Mart ayındaki volatilite hariç tutulduğunda 2021 yılı Eylül ayına kadar Türk lirası görece istikrarlı bir görünüm sergiledi. Nitekim Ocak ile Eylül başı arasındaki dönemde liranın ABD doları karşındaki değer kaybı yüzde 10’nun biraz üzeri ile sınırlı kaldı.
Eylül ayı itibarıyla TCMB’nin politika faizinde başlattığı indirim döngüsü ise lirada sert değer kayıpları yaşanmasına neden oldu ve yıla 7,4 seviyelerinden başlayan dolar/TL kuru, 20 Aralık’a gelindiğinde, yüzde 135 yükselişle 17,5 seviyesinden kapandı. Aralık ayı sonlarında alınan önlemlerin etkisiyle bir miktar gerileme yaşansa da dolar/TL kuru yılı yüzde 80 civarı yükselişle 13,3 seviyesinde kapattı. Yıl ortalaması ile hesaplandığında da kur yüzde 27 yükselişle 8,9 olarak gerçekleşti.
Merkez bankasının faiz indirimleri, Eylül ile Kasım sonu arasında ticari kredi faizlerinde bir miktar gerileme sağlasa da Aralık itibarıyla yaşanan piyasa çalkantısı, kredi faizlerinde de çok hızlı bir sıçramaya neden oldu ve ticari kredi faizleri yılı yüzde 24,4 ile yüksek bir seviyeden kapattı. Ancak yine de gelinen seviyelerin enflasyonun altında olduğunu belirtmek gerekiyor.

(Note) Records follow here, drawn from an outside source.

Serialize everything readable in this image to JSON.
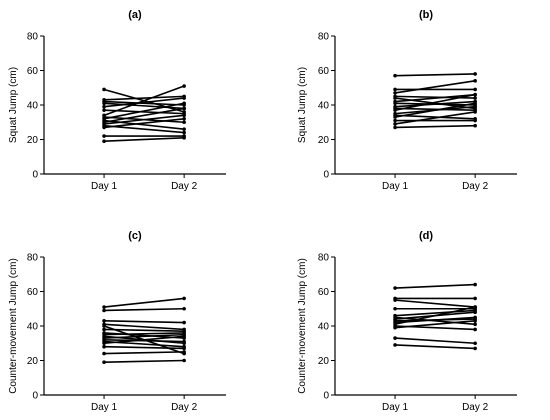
{
  "chart_data": [
    {
      "type": "line",
      "title": "(a)",
      "ylabel": "Squat Jump (cm)",
      "xlabel": "",
      "categories": [
        "Day 1",
        "Day 2"
      ],
      "ylim": [
        0,
        80
      ],
      "yticks": [
        0,
        20,
        40,
        60,
        80
      ],
      "grid": false,
      "series": [
        {
          "values": [
            49,
            36
          ]
        },
        {
          "values": [
            43,
            45
          ]
        },
        {
          "values": [
            42,
            40
          ]
        },
        {
          "values": [
            41,
            38
          ]
        },
        {
          "values": [
            39,
            44
          ]
        },
        {
          "values": [
            37,
            35
          ]
        },
        {
          "values": [
            34,
            51
          ]
        },
        {
          "values": [
            33,
            30
          ]
        },
        {
          "values": [
            32,
            41
          ]
        },
        {
          "values": [
            31,
            26
          ]
        },
        {
          "values": [
            30,
            38
          ]
        },
        {
          "values": [
            29,
            34
          ]
        },
        {
          "values": [
            28,
            24
          ]
        },
        {
          "values": [
            27,
            32
          ]
        },
        {
          "values": [
            22,
            22
          ]
        },
        {
          "values": [
            19,
            21
          ]
        }
      ]
    },
    {
      "type": "line",
      "title": "(b)",
      "ylabel": "Squat Jump (cm)",
      "xlabel": "",
      "categories": [
        "Day 1",
        "Day 2"
      ],
      "ylim": [
        0,
        80
      ],
      "yticks": [
        0,
        20,
        40,
        60,
        80
      ],
      "grid": false,
      "series": [
        {
          "values": [
            57,
            58
          ]
        },
        {
          "values": [
            49,
            49
          ]
        },
        {
          "values": [
            47,
            54
          ]
        },
        {
          "values": [
            45,
            44
          ]
        },
        {
          "values": [
            44,
            38
          ]
        },
        {
          "values": [
            42,
            46
          ]
        },
        {
          "values": [
            41,
            40
          ]
        },
        {
          "values": [
            39,
            42
          ]
        },
        {
          "values": [
            38,
            37
          ]
        },
        {
          "values": [
            37,
            46
          ]
        },
        {
          "values": [
            35,
            39
          ]
        },
        {
          "values": [
            34,
            32
          ]
        },
        {
          "values": [
            33,
            41
          ]
        },
        {
          "values": [
            31,
            31
          ]
        },
        {
          "values": [
            29,
            36
          ]
        },
        {
          "values": [
            27,
            28
          ]
        }
      ]
    },
    {
      "type": "line",
      "title": "(c)",
      "ylabel": "Counter-movement Jump (cm)",
      "xlabel": "",
      "categories": [
        "Day 1",
        "Day 2"
      ],
      "ylim": [
        0,
        80
      ],
      "yticks": [
        0,
        20,
        40,
        60,
        80
      ],
      "grid": false,
      "series": [
        {
          "values": [
            51,
            56
          ]
        },
        {
          "values": [
            49,
            50
          ]
        },
        {
          "values": [
            43,
            42
          ]
        },
        {
          "values": [
            41,
            38
          ]
        },
        {
          "values": [
            40,
            24
          ]
        },
        {
          "values": [
            38,
            37
          ]
        },
        {
          "values": [
            36,
            33
          ]
        },
        {
          "values": [
            35,
            36
          ]
        },
        {
          "values": [
            34,
            30
          ]
        },
        {
          "values": [
            33,
            35
          ]
        },
        {
          "values": [
            32,
            31
          ]
        },
        {
          "values": [
            31,
            28
          ]
        },
        {
          "values": [
            30,
            34
          ]
        },
        {
          "values": [
            28,
            27
          ]
        },
        {
          "values": [
            24,
            25
          ]
        },
        {
          "values": [
            19,
            20
          ]
        }
      ]
    },
    {
      "type": "line",
      "title": "(d)",
      "ylabel": "Counter-movement Jump (cm)",
      "xlabel": "",
      "categories": [
        "Day 1",
        "Day 2"
      ],
      "ylim": [
        0,
        80
      ],
      "yticks": [
        0,
        20,
        40,
        60,
        80
      ],
      "grid": false,
      "series": [
        {
          "values": [
            62,
            64
          ]
        },
        {
          "values": [
            56,
            56
          ]
        },
        {
          "values": [
            55,
            51
          ]
        },
        {
          "values": [
            50,
            50
          ]
        },
        {
          "values": [
            46,
            49
          ]
        },
        {
          "values": [
            45,
            41
          ]
        },
        {
          "values": [
            44,
            48
          ]
        },
        {
          "values": [
            43,
            44
          ]
        },
        {
          "values": [
            42,
            45
          ]
        },
        {
          "values": [
            41,
            51
          ]
        },
        {
          "values": [
            40,
            38
          ]
        },
        {
          "values": [
            39,
            43
          ]
        },
        {
          "values": [
            33,
            30
          ]
        },
        {
          "values": [
            29,
            27
          ]
        }
      ]
    }
  ]
}
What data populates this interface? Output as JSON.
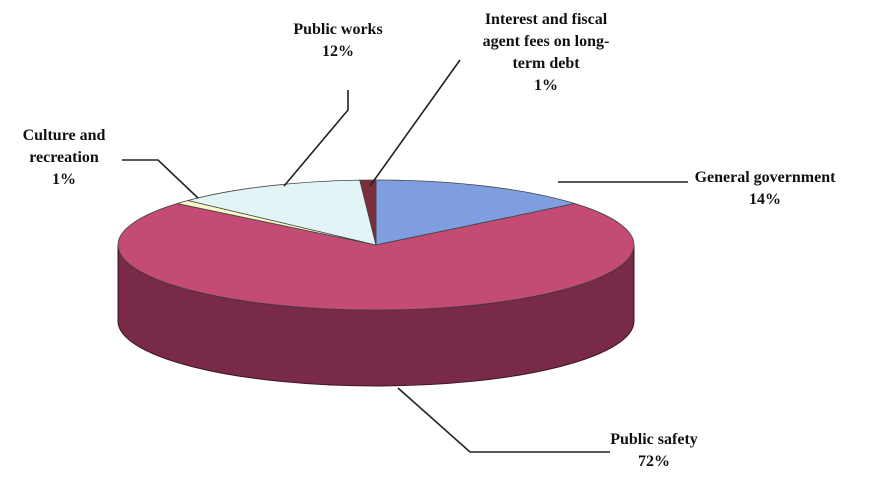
{
  "chart_data": {
    "type": "pie",
    "title": "",
    "slices": [
      {
        "label_lines": [
          "General government",
          "14%"
        ],
        "value": 14,
        "color": "#7f9ee0",
        "side_color": "#4d6aa8"
      },
      {
        "label_lines": [
          "Public safety",
          "72%"
        ],
        "value": 72,
        "color": "#c44b74",
        "side_color": "#7a2a49"
      },
      {
        "label_lines": [
          "Culture and",
          "recreation",
          "1%"
        ],
        "value": 1,
        "color": "#f6f6c6",
        "side_color": "#b8b88e"
      },
      {
        "label_lines": [
          "Public works",
          "12%"
        ],
        "value": 12,
        "color": "#e2f4f6",
        "side_color": "#9fb8bb"
      },
      {
        "label_lines": [
          "Interest and fiscal",
          "agent fees on long-",
          "term debt",
          "1%"
        ],
        "value": 1,
        "color": "#7c2e3c",
        "side_color": "#4e1b25"
      }
    ]
  }
}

Özetle sanayi kesimi için yılın büyük bölümünde uygun seyreden finansal koşullar yılın özellikle son çeyreğinde belirgin şekilde bozuldu. Piyasa göstergelerindeki yüksek dalgalanmalar sanayi şirketlerini de etkiledi ve ileriye dönük beklentilerde bozulma yaşandı.